I thought that, too, but 'flags.FieldLength' was always zero, so the function always used the 40-character buffer.
In the case that it is specified greater than 400, it will break.
What makes you think so? Sure the string buffer in the msvcrt test application isn't big enought to hold a 500 character string, but when I increase it it works fine.
tom
On 4/17/06, Jesse Allen the3dfxdude@gmail.com wrote:
On 4/17/06, Tomas Carnecky tom@dbservice.com wrote:
Jesse Allen wrote:
On 4/17/06, Tomas Carnecky tom@dbservice.com wrote:
Wine doesn't crash in this function, sorry, it's a bug in pf_vsnprintf() which causes snprintf() to write beyond the end of the buffer.
I've attached a patch that fixes it for me, but it's probably better not to create such large buffers on the stack. Anyone with a better fix?
OK, I can kind of see a problem. If we converted this number on our own, we would set the field size to the number of printable characters before the final ouptut. But since we can't even look at the size at all, we rely on 40 because nothing is hardcoded into the format string. We will obviously overflow when we have more significant digits than 40 and no field size specified.
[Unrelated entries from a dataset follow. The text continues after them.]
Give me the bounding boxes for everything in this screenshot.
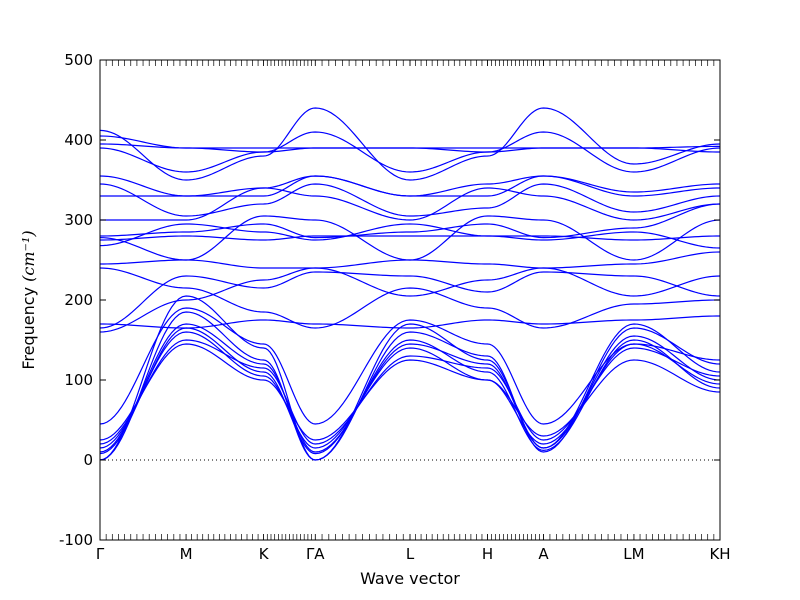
band-line-17 bbox=[99, 203, 721, 239]
band-line-18 bbox=[100, 187, 721, 221]
y-axis-label-text: Frequency bbox=[19, 282, 38, 370]
band-line-21 bbox=[99, 175, 721, 197]
x-tick-label: Γ bbox=[96, 545, 105, 563]
band-line-11 bbox=[99, 315, 721, 329]
band-line-1 bbox=[99, 311, 721, 461]
y-axis-label-unit: (cm⁻¹) bbox=[19, 230, 38, 281]
band-line-2 bbox=[99, 295, 721, 461]
band-line-6 bbox=[99, 339, 721, 445]
band-line-25 bbox=[99, 107, 721, 181]
x-tick-label: ΓA bbox=[306, 545, 325, 563]
x-tick-label: K bbox=[259, 545, 270, 563]
x-tick-label: LM bbox=[623, 545, 644, 563]
x-axis-label: Wave vector bbox=[360, 569, 460, 588]
x-tick-label: KH bbox=[709, 545, 730, 563]
band-line-10 bbox=[99, 271, 721, 329]
band-line-7 bbox=[99, 343, 721, 441]
band-line-16 bbox=[99, 215, 721, 261]
band-line-5 bbox=[99, 331, 721, 449]
x-tick-label: M bbox=[180, 545, 193, 563]
y-tick-label: 0 bbox=[83, 451, 93, 469]
band-line-3 bbox=[99, 327, 721, 455]
x-tick-label: H bbox=[482, 545, 493, 563]
y-tick-label: -100 bbox=[59, 531, 93, 549]
band-line-22 bbox=[99, 131, 721, 173]
y-tick-label: 300 bbox=[64, 211, 93, 229]
band-line-24 bbox=[99, 135, 721, 153]
band-line-12 bbox=[99, 267, 721, 329]
y-tick-label: 200 bbox=[64, 291, 93, 309]
band-line-15 bbox=[99, 235, 721, 241]
plot-area bbox=[99, 107, 721, 461]
band-line-9 bbox=[99, 267, 721, 333]
y-tick-label: 500 bbox=[64, 51, 93, 69]
band-line-20 bbox=[99, 183, 721, 217]
band-line-14 bbox=[99, 223, 721, 249]
y-tick-label: 400 bbox=[64, 131, 93, 149]
y-axis-label: Frequency (cm⁻¹) bbox=[19, 230, 38, 369]
band-line-8 bbox=[99, 307, 721, 425]
x-tick-label: L bbox=[406, 545, 415, 563]
axis-ticks: -100 0 100 200 300 400 500 Γ M K ΓA L H A LM KH bbox=[59, 51, 731, 563]
x-tick-label: A bbox=[538, 545, 549, 563]
y-tick-label: 100 bbox=[64, 371, 93, 389]
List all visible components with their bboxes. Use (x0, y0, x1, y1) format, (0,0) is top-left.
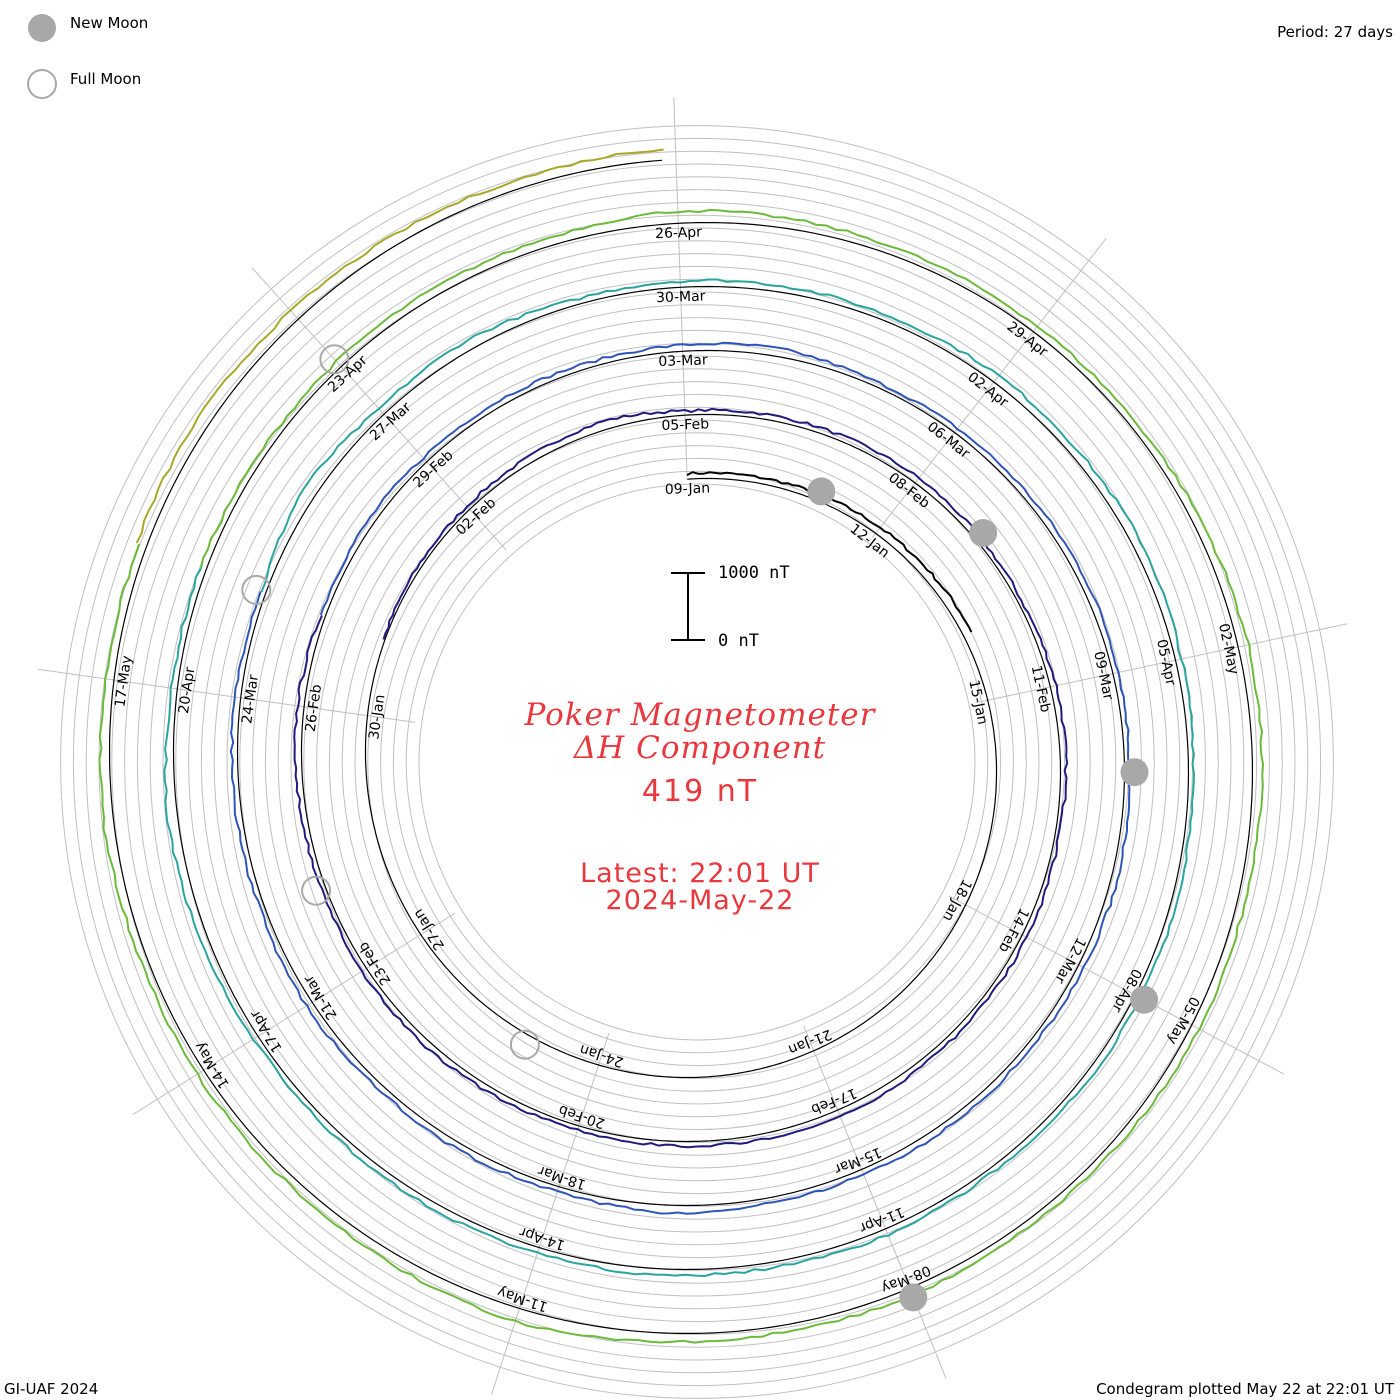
date-label: 20-Apr (176, 666, 198, 715)
new-moon-legend-icon (28, 14, 56, 42)
legend-new-moon-label: New Moon (70, 14, 149, 32)
date-label: 29-Feb (410, 447, 456, 491)
legend-markers (27, 14, 57, 99)
legend-full-moon-label: Full Moon (70, 70, 142, 88)
grid-ring (354, 419, 1040, 1105)
credit-label: GI-UAF 2024 (4, 1380, 99, 1398)
current-value: 419 nT (641, 774, 759, 809)
new-moon-marker (1120, 758, 1149, 787)
date-label: 05-May (1164, 994, 1202, 1047)
grid-ring (277, 342, 1117, 1182)
grid-ring (316, 381, 1078, 1143)
full-moon-marker (319, 344, 350, 375)
new-moon-marker (807, 477, 836, 506)
series-trace-5 (98, 208, 1264, 1344)
latest-date: 2024-May-22 (605, 885, 795, 916)
date-label: 03-Mar (658, 352, 708, 370)
baseline-spiral (109, 159, 1253, 1334)
grid-ring (72, 137, 1322, 1387)
period-label: Period: 27 days (1277, 23, 1393, 41)
grid-ring (341, 406, 1053, 1118)
spoke-line (38, 668, 415, 723)
grid-ring (60, 125, 1334, 1399)
scale-bar (671, 572, 705, 641)
scale-top-label: 1000 nT (718, 563, 790, 583)
grid-ring (239, 304, 1155, 1220)
grid-ring (380, 445, 1014, 1079)
date-label: 02-Feb (453, 495, 499, 539)
new-moon-marker (1130, 985, 1159, 1014)
grid-ring (392, 457, 1002, 1067)
grid-ring (367, 432, 1027, 1092)
chart-title: Poker Magnetometer (524, 697, 876, 733)
latest-time: Latest: 22:01 UT (580, 858, 820, 889)
grid-ring (175, 240, 1219, 1284)
grid-ring (290, 355, 1104, 1169)
date-label: 05-Feb (661, 416, 709, 434)
spoke-line (975, 623, 1348, 704)
grid-ring (328, 393, 1066, 1131)
spoke-line (132, 912, 456, 1115)
date-label: 12-Mar (1051, 935, 1088, 986)
grid-ring (136, 201, 1258, 1323)
date-labels: 09-Jan12-Jan15-Jan18-Jan21-Jan24-Jan27-J… (112, 224, 1241, 1314)
spoke-lines (38, 97, 1348, 1395)
date-label: 17-Apr (247, 1007, 285, 1055)
spoke-line (948, 895, 1285, 1075)
date-label: 17-May (112, 655, 135, 709)
grid-ring (226, 291, 1168, 1233)
series-traces (98, 148, 1264, 1344)
date-label: 30-Mar (656, 288, 706, 306)
baseline-spiral-path (109, 159, 1253, 1334)
full-moon-marker (241, 574, 272, 605)
new-moon-marker (969, 519, 998, 547)
date-label: 24-Mar (239, 673, 262, 724)
new-moon-marker (899, 1283, 928, 1312)
scale-bottom-label: 0 nT (718, 631, 759, 651)
date-label: 26-Feb (303, 683, 325, 733)
series-trace-2 (293, 407, 1069, 1149)
grid-ring (188, 253, 1206, 1271)
date-label: 09-Jan (665, 480, 711, 498)
grid-ring (124, 189, 1270, 1335)
moon-markers (241, 344, 1159, 1312)
grid-ring (418, 483, 976, 1041)
date-label: 26-Apr (655, 224, 703, 242)
full-moon-legend-icon (27, 69, 57, 99)
grid-layer (60, 125, 1334, 1399)
grid-ring (162, 227, 1232, 1297)
spoke-line (803, 1026, 947, 1379)
chart-subtitle: ΔH Component (573, 730, 827, 766)
plotted-timestamp: Condegram plotted May 22 at 22:01 UT (1096, 1380, 1394, 1398)
date-label: 30-Jan (366, 694, 388, 741)
series-trace-1 (686, 471, 973, 633)
series-trace-6 (135, 148, 664, 544)
grid-ring (213, 278, 1181, 1246)
grid-ring (303, 368, 1091, 1156)
grid-ring (85, 150, 1309, 1374)
grid-ring (111, 176, 1283, 1348)
grid-ring (149, 214, 1245, 1310)
spoke-line (491, 1032, 610, 1395)
full-moon-marker (301, 875, 332, 906)
grid-ring (405, 470, 989, 1054)
spoke-line (872, 237, 1107, 538)
series-trace-3 (229, 341, 1131, 1215)
full-moon-marker (509, 1029, 540, 1060)
series-trace-4 (163, 278, 1195, 1277)
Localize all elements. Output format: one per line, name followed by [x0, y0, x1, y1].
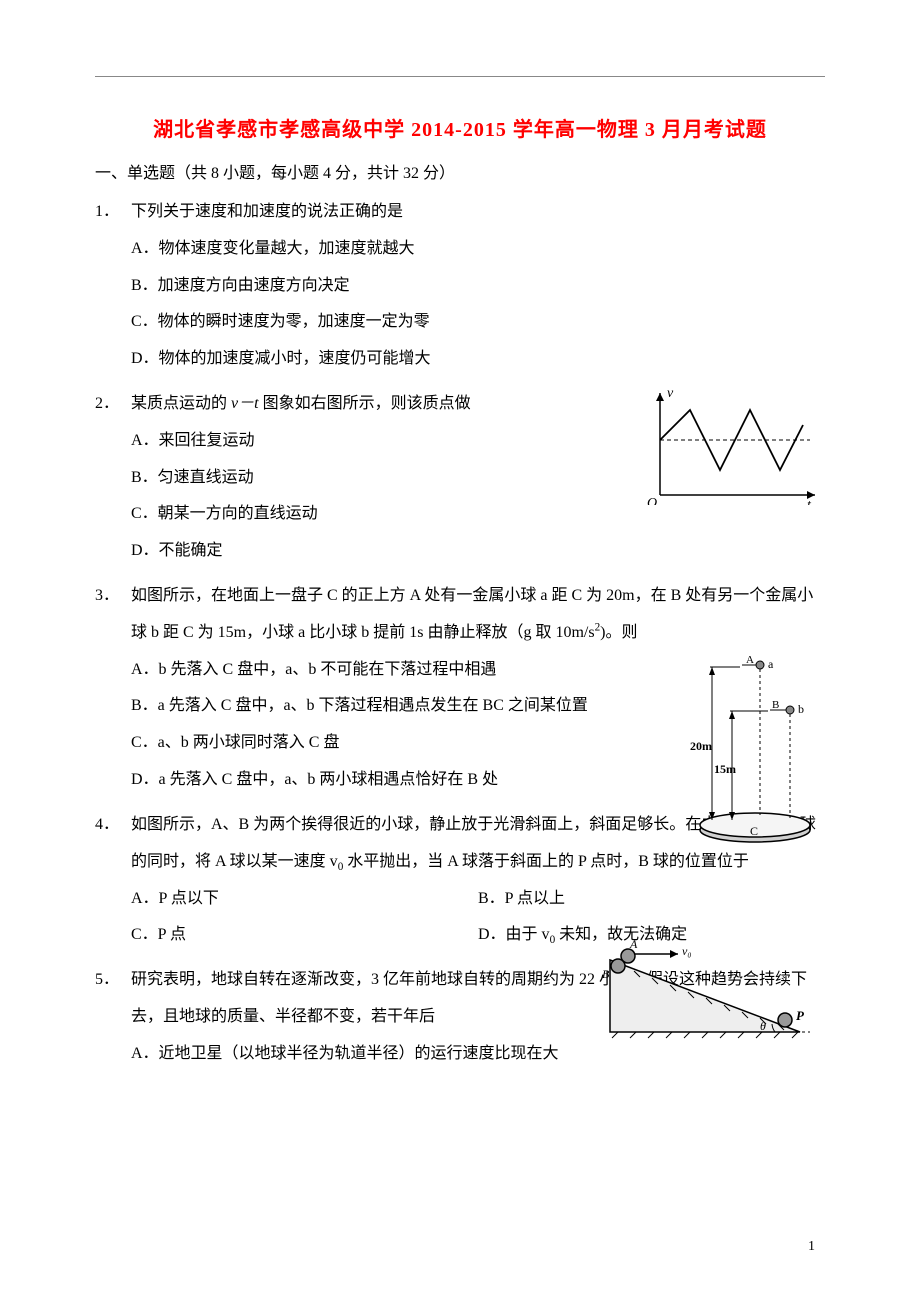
origin-label: O [647, 496, 657, 505]
q2-opt-d: D．不能确定 [131, 533, 825, 570]
label-B: B [772, 699, 779, 711]
q1-opt-c: C．物体的瞬时速度为零，加速度一定为零 [131, 304, 825, 341]
height-15: 15m [714, 762, 736, 776]
incline-A: A [629, 940, 638, 951]
incline-P: P [796, 1008, 805, 1023]
incline-theta: θ [760, 1019, 766, 1033]
q1-text: 下列关于速度和加速度的说法正确的是 [131, 194, 825, 231]
q3-text: 如图所示，在地面上一盘子 C 的正上方 A 处有一金属小球 a 距 C 为 20… [131, 578, 825, 652]
q4-opt-b: B．P 点以上 [478, 881, 825, 918]
q1-num: 1． [95, 194, 131, 231]
vt-graph: v t O [645, 385, 820, 505]
label-b: b [798, 702, 804, 716]
incline-B: B [602, 967, 610, 981]
q5-num: 5． [95, 962, 131, 1036]
incline-v0: v₀ [682, 944, 692, 958]
q1-opt-d: D．物体的加速度减小时，速度仍可能增大 [131, 341, 825, 378]
height-20: 20m [690, 739, 712, 753]
section-header: 一、单选题（共 8 小题，每小题 4 分，共计 32 分） [95, 158, 825, 190]
q1-opt-b: B．加速度方向由速度方向决定 [131, 268, 825, 305]
fall-diagram: C A a B b 20m 15m [690, 655, 820, 845]
question-1: 1． 下列关于速度和加速度的说法正确的是 A．物体速度变化量越大，加速度就越大 … [95, 194, 825, 378]
incline-diagram: A B v₀ P θ [600, 940, 820, 1050]
q3-num: 3． [95, 578, 131, 652]
header-rule [95, 76, 825, 77]
label-a: a [768, 657, 774, 671]
q2-num: 2． [95, 386, 131, 423]
page-title: 湖北省孝感市孝感高级中学 2014-2015 学年高一物理 3 月月考试题 [95, 113, 825, 142]
axis-v-label: v [667, 386, 674, 401]
page-number: 1 [808, 1239, 815, 1255]
q4-opt-c: C．P 点 [131, 917, 478, 954]
label-C: C [750, 824, 758, 838]
q4-num: 4． [95, 807, 131, 881]
q1-opt-a: A．物体速度变化量越大，加速度就越大 [131, 231, 825, 268]
axis-t-label: t [807, 498, 812, 505]
q4-opt-a: A．P 点以下 [131, 881, 478, 918]
label-A: A [746, 655, 754, 666]
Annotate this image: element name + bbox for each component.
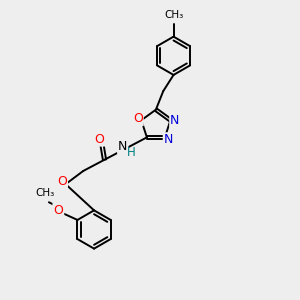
Text: O: O	[57, 175, 67, 188]
Text: N: N	[118, 140, 128, 153]
Text: CH₃: CH₃	[164, 10, 183, 20]
Text: N: N	[170, 114, 180, 127]
Text: N: N	[164, 133, 173, 146]
Text: O: O	[133, 112, 143, 125]
Text: H: H	[127, 146, 135, 159]
Text: O: O	[53, 204, 63, 217]
Text: O: O	[94, 133, 104, 146]
Text: CH₃: CH₃	[35, 188, 55, 198]
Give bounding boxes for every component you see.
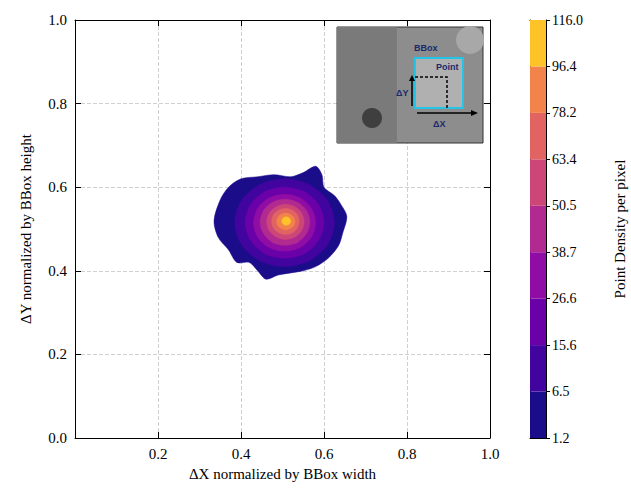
svg-text:0.8: 0.8 <box>48 96 67 112</box>
svg-text:ΔX: ΔX <box>433 119 445 129</box>
svg-text:96.4: 96.4 <box>552 59 577 74</box>
svg-text:78.2: 78.2 <box>552 105 577 120</box>
svg-text:BBox: BBox <box>414 43 438 53</box>
svg-text:0.4: 0.4 <box>48 263 67 279</box>
svg-text:ΔY: ΔY <box>396 88 408 98</box>
svg-text:0.2: 0.2 <box>149 446 168 462</box>
svg-text:Point Density per pixel: Point Density per pixel <box>612 160 628 299</box>
svg-text:63.4: 63.4 <box>552 152 577 167</box>
svg-text:50.5: 50.5 <box>552 198 577 213</box>
svg-text:0.6: 0.6 <box>315 446 334 462</box>
svg-text:1.0: 1.0 <box>481 446 500 462</box>
svg-text:0.6: 0.6 <box>48 179 67 195</box>
svg-text:15.6: 15.6 <box>552 338 577 353</box>
svg-text:0.8: 0.8 <box>398 446 417 462</box>
svg-text:ΔY normalized by BBox height: ΔY normalized by BBox height <box>18 133 34 324</box>
svg-text:26.6: 26.6 <box>552 291 577 306</box>
svg-text:116.0: 116.0 <box>552 13 583 28</box>
svg-text:0.4: 0.4 <box>232 446 251 462</box>
svg-text:1.2: 1.2 <box>552 431 570 446</box>
svg-text:0.2: 0.2 <box>48 346 67 362</box>
svg-text:ΔX normalized by BBox width: ΔX normalized by BBox width <box>189 466 377 482</box>
svg-text:0.0: 0.0 <box>48 430 67 446</box>
svg-text:38.7: 38.7 <box>552 245 577 260</box>
svg-text:6.5: 6.5 <box>552 384 570 399</box>
svg-text:Point: Point <box>436 62 459 72</box>
svg-text:1.0: 1.0 <box>48 12 67 28</box>
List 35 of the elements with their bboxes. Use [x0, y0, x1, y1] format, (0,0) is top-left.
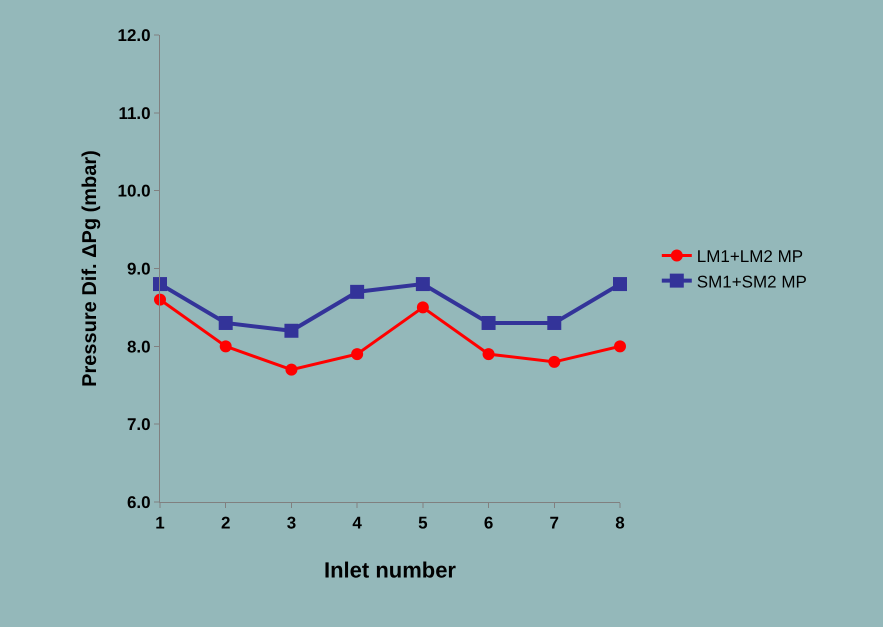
- x-tick-label: 7: [550, 513, 560, 532]
- point: [284, 324, 298, 338]
- point: [153, 277, 167, 292]
- y-tick-label: 7.0: [126, 415, 151, 434]
- x-axis-title: Inlet number: [324, 557, 456, 582]
- point: [482, 348, 495, 360]
- point: [416, 301, 429, 314]
- point: [482, 316, 496, 330]
- x-tick-label: 8: [615, 513, 625, 532]
- legend-label: LM1+LM2 MP: [696, 247, 804, 266]
- x-tick-label: 4: [352, 513, 362, 532]
- y-tick-label: 11.0: [118, 104, 151, 123]
- point: [548, 356, 560, 368]
- point: [220, 340, 232, 352]
- point: [613, 277, 627, 292]
- point: [416, 277, 430, 292]
- point: [614, 340, 626, 352]
- legend-label: SM1+SM2 MP: [696, 272, 807, 292]
- point: [218, 316, 233, 330]
- y-tick-label: 12.0: [118, 26, 151, 45]
- point: [547, 316, 562, 330]
- point: [285, 364, 298, 376]
- x-tick-label: 6: [484, 513, 494, 532]
- x-tick-label: 3: [286, 513, 296, 532]
- point: [350, 284, 364, 299]
- y-tick-label: 9.0: [126, 259, 151, 278]
- x-tick-label: 1: [155, 513, 165, 532]
- x-tick-label: 5: [418, 513, 428, 532]
- y-tick-label: 8.0: [126, 337, 151, 356]
- x-tick-label: 2: [220, 513, 230, 532]
- y-tick-label: 6.0: [126, 492, 151, 512]
- y-tick-label: 10.0: [118, 182, 151, 201]
- y-axis-title: Pressure Dif. ΔPg (mbar): [79, 150, 102, 387]
- point: [351, 348, 364, 360]
- point: [154, 294, 166, 306]
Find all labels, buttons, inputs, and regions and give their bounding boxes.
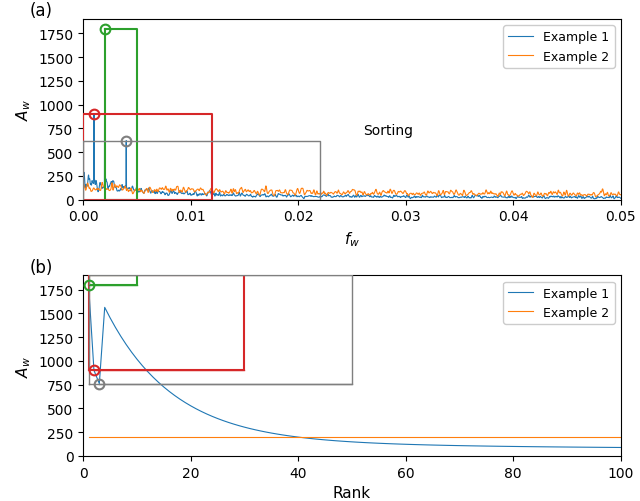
- Y-axis label: $A_w$: $A_w$: [14, 355, 33, 377]
- Example 2: [99, 180, 106, 186]
- Example 2: [402, 434, 410, 440]
- Line: Example 2: Example 2: [83, 183, 621, 198]
- Example 2: [503, 189, 511, 195]
- Example 2: [617, 192, 625, 198]
- Legend: Example 1, Example 2: Example 1, Example 2: [504, 26, 614, 69]
- Example 1: [84, 282, 92, 288]
- Example 2: [602, 191, 609, 197]
- Text: Sorting: Sorting: [363, 124, 413, 138]
- Example 1: [107, 180, 115, 186]
- Example 1: [591, 196, 598, 202]
- X-axis label: $f_w$: $f_w$: [344, 229, 360, 248]
- Example 1: [503, 195, 511, 201]
- Example 1: [617, 444, 625, 450]
- Line: Example 1: Example 1: [88, 285, 621, 447]
- Text: (a): (a): [29, 3, 52, 21]
- Y-axis label: $A_w$: $A_w$: [14, 99, 33, 121]
- X-axis label: Rank: Rank: [333, 485, 371, 500]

But I also found something wrong with your test. Libc seems to remember far more digits and msvcrt rounds. So we also have a portability issue I think. The real solution is doing our own float conversions, but we can avoid the crash in the meantime by just making number larger; the output will still not be correct.
Jesse
On 4/17/06, Tomas Carnecky tom@dbservice.com wrote:
Wine doesn't crash in this function, sorry, it's a bug in pf_vsnprintf() which causes snprintf() to write beyond the end of the buffer.
I've attached a patch that fixes it for me, but it's probably better not to create such large buffers on the stack. Anyone with a better fix?
tom
Basically your making number big enough to hold the output. You don't need to keep track of the max size. If it got truncated, it would be wrong anyway and the program may crash in a less obvious way. I'd say do this: Find out the minimum required size for number to make WoW not crash, and round up to the nearest 10's. Like your test required 91, make number 100. Hopefully we only need to do this once, and looking at the code, I'm sure that windows has a limitation like this somewhere too.